I love this book, Kathryn Lomer’s love of nature, her amazing sense of place, the beauty of Tasmamia. I feel the wind in my hair, the spray on my face, circumnavigating Bruny Island. I don’t know why it took me 6 months to finish reading, perhaps I wanted to savour my enjoyment.
Will and Summer meet online through their shared love of sailing and Jessica Watson. When Will unexpectedly turns up in Summer’s home town Kettering, he’s in for a shock. Summer isn’t quite who she said she was, and they don’t even share a language.
“We fish together like old friends who have no need of language anyway.”
I enjoyed finding out about Auslan and the differences between communicating through signing as opposed to speaking. Will takes a course in Auslan so he can talk with Summer and the reader learns as Will does. He seems to pick it up really quickly, but I guess Summer is a good incentive. Then Summer’s friend Rosemary says his signing sucks and it all becomes clear.
“I was born with my voice in my hands.”
I knew nothing about Auslan and wondered how well Lomer wrote the experience of a deaf girl. Teenage reader Ally on Goodreads is fluent in Auslan and English and loved the portrayal. At the end of the book are pictures of the fingerspelling alphabet and a list of books to find out more.
“We have Deaf poetry. Not translations of English. The meaning is all in the signing. It moves like a dance.”
At the start of their friendship, Will often mentions when they spend time together they aren’t communicating. Over time he realises there are other ways to communicate without talking: signing, gestures, facial expressions, emailing and writing on paper.
“Everything we need to say is right there between us. Why do people place so much importance on words anyway?”
I loved when Will tries to describe the sounds of the beach to Summer, translate from sound into signs:
“It looks as though he’s the conductor of an orchestra, instructing the waves what sound to make, what rhythm to keep to, how loud a crash to make.”
Summer thinks of Truganini and other Aboriginal inhabitants of what was once Lunawanna-alonnah. At her memorial, Summer wonders about Truganini’s early happier life and the place names we never knew.
“Each headland and bay named by someone white in the past couple of hundred years. But when I look up at the coastline, I imagine Aboriginal people standing there watching strange white-sailed ships pass.
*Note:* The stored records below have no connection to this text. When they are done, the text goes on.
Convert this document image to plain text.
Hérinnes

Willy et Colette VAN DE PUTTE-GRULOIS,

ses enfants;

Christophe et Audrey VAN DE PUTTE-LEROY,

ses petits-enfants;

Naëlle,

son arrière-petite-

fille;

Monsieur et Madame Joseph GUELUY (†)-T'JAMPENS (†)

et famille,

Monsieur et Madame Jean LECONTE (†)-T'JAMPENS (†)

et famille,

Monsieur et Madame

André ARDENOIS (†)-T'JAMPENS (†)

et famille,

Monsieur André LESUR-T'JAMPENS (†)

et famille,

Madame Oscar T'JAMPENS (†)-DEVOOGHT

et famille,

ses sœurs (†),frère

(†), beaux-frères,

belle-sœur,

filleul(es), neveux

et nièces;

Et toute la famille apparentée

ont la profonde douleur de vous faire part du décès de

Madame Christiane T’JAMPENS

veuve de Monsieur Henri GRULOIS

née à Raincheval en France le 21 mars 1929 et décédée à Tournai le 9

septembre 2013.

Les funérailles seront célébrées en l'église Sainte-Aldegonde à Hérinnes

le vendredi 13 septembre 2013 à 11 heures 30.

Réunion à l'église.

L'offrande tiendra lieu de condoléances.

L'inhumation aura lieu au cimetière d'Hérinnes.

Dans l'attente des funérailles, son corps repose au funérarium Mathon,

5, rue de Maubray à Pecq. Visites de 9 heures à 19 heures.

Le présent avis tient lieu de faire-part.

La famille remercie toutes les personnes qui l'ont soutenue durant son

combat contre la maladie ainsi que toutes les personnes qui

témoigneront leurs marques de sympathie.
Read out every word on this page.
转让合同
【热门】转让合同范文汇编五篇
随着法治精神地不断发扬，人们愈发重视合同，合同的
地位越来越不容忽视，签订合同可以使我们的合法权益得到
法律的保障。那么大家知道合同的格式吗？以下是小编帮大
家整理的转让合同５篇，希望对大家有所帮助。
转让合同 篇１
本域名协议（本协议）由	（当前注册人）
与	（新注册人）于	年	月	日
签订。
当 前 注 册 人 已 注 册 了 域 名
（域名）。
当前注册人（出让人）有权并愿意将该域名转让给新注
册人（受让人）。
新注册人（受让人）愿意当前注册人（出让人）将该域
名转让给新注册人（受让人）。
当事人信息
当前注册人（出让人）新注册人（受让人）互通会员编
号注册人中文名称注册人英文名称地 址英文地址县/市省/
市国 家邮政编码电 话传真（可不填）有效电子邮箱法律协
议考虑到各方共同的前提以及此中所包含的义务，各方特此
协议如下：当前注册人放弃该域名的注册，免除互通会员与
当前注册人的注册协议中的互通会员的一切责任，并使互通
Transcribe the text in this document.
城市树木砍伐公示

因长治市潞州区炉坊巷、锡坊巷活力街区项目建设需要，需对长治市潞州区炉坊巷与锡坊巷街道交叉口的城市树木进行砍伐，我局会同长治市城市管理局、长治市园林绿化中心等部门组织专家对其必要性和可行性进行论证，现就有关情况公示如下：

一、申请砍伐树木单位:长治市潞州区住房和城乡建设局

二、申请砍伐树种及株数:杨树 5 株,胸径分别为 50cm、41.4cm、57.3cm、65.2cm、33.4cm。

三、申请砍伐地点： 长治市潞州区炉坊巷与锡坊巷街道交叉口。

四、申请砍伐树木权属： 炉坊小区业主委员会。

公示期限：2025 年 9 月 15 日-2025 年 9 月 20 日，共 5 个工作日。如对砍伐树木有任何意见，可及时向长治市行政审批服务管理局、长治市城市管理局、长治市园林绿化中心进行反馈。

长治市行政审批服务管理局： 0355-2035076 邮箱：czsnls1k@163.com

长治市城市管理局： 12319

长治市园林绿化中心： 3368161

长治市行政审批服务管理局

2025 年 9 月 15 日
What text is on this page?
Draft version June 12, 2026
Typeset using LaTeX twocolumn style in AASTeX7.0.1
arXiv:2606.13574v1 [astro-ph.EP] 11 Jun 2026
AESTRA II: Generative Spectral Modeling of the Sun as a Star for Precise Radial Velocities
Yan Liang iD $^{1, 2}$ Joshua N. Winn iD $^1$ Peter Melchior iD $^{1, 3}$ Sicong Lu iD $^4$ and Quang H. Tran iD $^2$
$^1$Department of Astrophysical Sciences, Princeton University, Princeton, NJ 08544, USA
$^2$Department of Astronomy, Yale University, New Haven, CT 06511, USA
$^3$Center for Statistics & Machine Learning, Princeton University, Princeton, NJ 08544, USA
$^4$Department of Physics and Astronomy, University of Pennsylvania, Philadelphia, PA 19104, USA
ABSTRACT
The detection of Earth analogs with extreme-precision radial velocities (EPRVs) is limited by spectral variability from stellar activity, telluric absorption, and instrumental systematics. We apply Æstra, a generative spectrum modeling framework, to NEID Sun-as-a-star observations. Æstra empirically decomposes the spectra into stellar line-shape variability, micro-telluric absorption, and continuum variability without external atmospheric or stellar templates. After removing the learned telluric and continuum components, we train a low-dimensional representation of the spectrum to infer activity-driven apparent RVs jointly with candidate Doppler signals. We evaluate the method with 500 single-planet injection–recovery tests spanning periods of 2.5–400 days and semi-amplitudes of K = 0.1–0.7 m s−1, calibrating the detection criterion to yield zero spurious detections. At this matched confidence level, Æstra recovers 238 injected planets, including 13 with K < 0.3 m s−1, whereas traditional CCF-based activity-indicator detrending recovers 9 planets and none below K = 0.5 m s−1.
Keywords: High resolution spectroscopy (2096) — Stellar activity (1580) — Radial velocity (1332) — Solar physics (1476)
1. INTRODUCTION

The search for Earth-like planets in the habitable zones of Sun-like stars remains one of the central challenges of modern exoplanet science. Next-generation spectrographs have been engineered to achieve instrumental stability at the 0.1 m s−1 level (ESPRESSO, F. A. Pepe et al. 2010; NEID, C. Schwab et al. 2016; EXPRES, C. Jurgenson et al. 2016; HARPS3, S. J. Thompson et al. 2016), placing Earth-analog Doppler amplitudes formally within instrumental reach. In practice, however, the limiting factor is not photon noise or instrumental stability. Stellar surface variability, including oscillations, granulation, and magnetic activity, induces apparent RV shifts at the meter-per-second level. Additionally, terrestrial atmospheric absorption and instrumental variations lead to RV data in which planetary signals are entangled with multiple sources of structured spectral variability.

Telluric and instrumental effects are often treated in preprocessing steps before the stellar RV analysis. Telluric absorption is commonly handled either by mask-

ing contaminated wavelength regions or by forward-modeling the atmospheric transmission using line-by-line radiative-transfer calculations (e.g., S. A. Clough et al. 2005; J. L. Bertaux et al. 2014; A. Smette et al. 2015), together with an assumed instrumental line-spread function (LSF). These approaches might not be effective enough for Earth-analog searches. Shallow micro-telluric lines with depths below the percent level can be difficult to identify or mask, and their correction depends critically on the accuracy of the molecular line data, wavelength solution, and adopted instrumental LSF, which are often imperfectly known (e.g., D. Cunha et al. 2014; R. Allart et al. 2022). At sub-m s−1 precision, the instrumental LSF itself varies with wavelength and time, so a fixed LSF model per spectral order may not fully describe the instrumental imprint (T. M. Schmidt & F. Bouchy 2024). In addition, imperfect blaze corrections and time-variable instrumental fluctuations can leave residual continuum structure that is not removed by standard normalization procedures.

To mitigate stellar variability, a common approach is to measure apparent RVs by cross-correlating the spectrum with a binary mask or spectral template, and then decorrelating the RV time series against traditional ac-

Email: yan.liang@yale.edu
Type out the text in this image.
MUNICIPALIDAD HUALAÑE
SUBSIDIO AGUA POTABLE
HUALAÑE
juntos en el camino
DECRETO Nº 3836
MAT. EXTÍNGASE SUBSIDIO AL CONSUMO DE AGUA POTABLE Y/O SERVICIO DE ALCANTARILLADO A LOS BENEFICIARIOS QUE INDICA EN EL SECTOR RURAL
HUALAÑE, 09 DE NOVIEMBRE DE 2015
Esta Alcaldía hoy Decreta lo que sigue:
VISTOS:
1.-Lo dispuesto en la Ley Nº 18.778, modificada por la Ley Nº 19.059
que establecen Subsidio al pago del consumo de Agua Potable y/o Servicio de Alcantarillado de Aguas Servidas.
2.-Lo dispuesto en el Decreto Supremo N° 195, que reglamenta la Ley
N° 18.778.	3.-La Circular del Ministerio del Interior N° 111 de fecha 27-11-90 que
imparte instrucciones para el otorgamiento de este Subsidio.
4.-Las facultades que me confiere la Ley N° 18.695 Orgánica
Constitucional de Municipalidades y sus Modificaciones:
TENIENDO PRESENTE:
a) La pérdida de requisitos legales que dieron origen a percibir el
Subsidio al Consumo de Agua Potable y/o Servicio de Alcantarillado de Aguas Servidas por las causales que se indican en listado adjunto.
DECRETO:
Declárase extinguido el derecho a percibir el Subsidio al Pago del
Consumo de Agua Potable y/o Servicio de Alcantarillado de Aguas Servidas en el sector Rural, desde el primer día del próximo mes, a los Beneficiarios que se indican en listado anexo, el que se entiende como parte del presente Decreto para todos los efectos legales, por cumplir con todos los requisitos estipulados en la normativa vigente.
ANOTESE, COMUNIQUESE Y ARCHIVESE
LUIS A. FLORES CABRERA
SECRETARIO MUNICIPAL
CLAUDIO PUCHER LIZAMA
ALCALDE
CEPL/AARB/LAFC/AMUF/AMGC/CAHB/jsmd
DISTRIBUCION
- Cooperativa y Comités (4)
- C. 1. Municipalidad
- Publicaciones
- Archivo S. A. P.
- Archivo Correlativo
Truganini’s ancestors perhaps.”
As with What Now, Tilda B? there were no quotation marks for speech, including when Will and Summer signed together. I didn’t mind this as much as with What Now Tilda B, perhaps I don’t equate signing with speech. But every now and then I got confused and wasn’t sure if a sentence was speech or narration. I’m sure there’s some artsy, e e cummings reason Kathryn Lomer eschews quote marks, but I don’t get it.
“I think of what that beach must look like from a wedge-tailed eagle’s point of view a kilometre up in the sky. And I think about what life might look like if I became a photographer.”
As Will and Summer become friends, each helps the other overcome fears holding them back. Will suggests Summer join him at college next year, expanding her horizons past homeschooling. Summer encourages Will to forgive his mum for leaving and contact her. Oh yeah and they circumnavigate Bruny Island in the Albatross. For such a slow paced book, things suddenly careen right up shit creek.
“Mum says it’s okay to have butterflies anyway, but the trick is to get them flying in formation.”
I love this extended metaphor of Summer’s butterflies of trepidation, nothing like sheep, they’ve got minds of their own.
The cover design by Zoë Sadokierski is exceptional, those brilliant red fish really pop.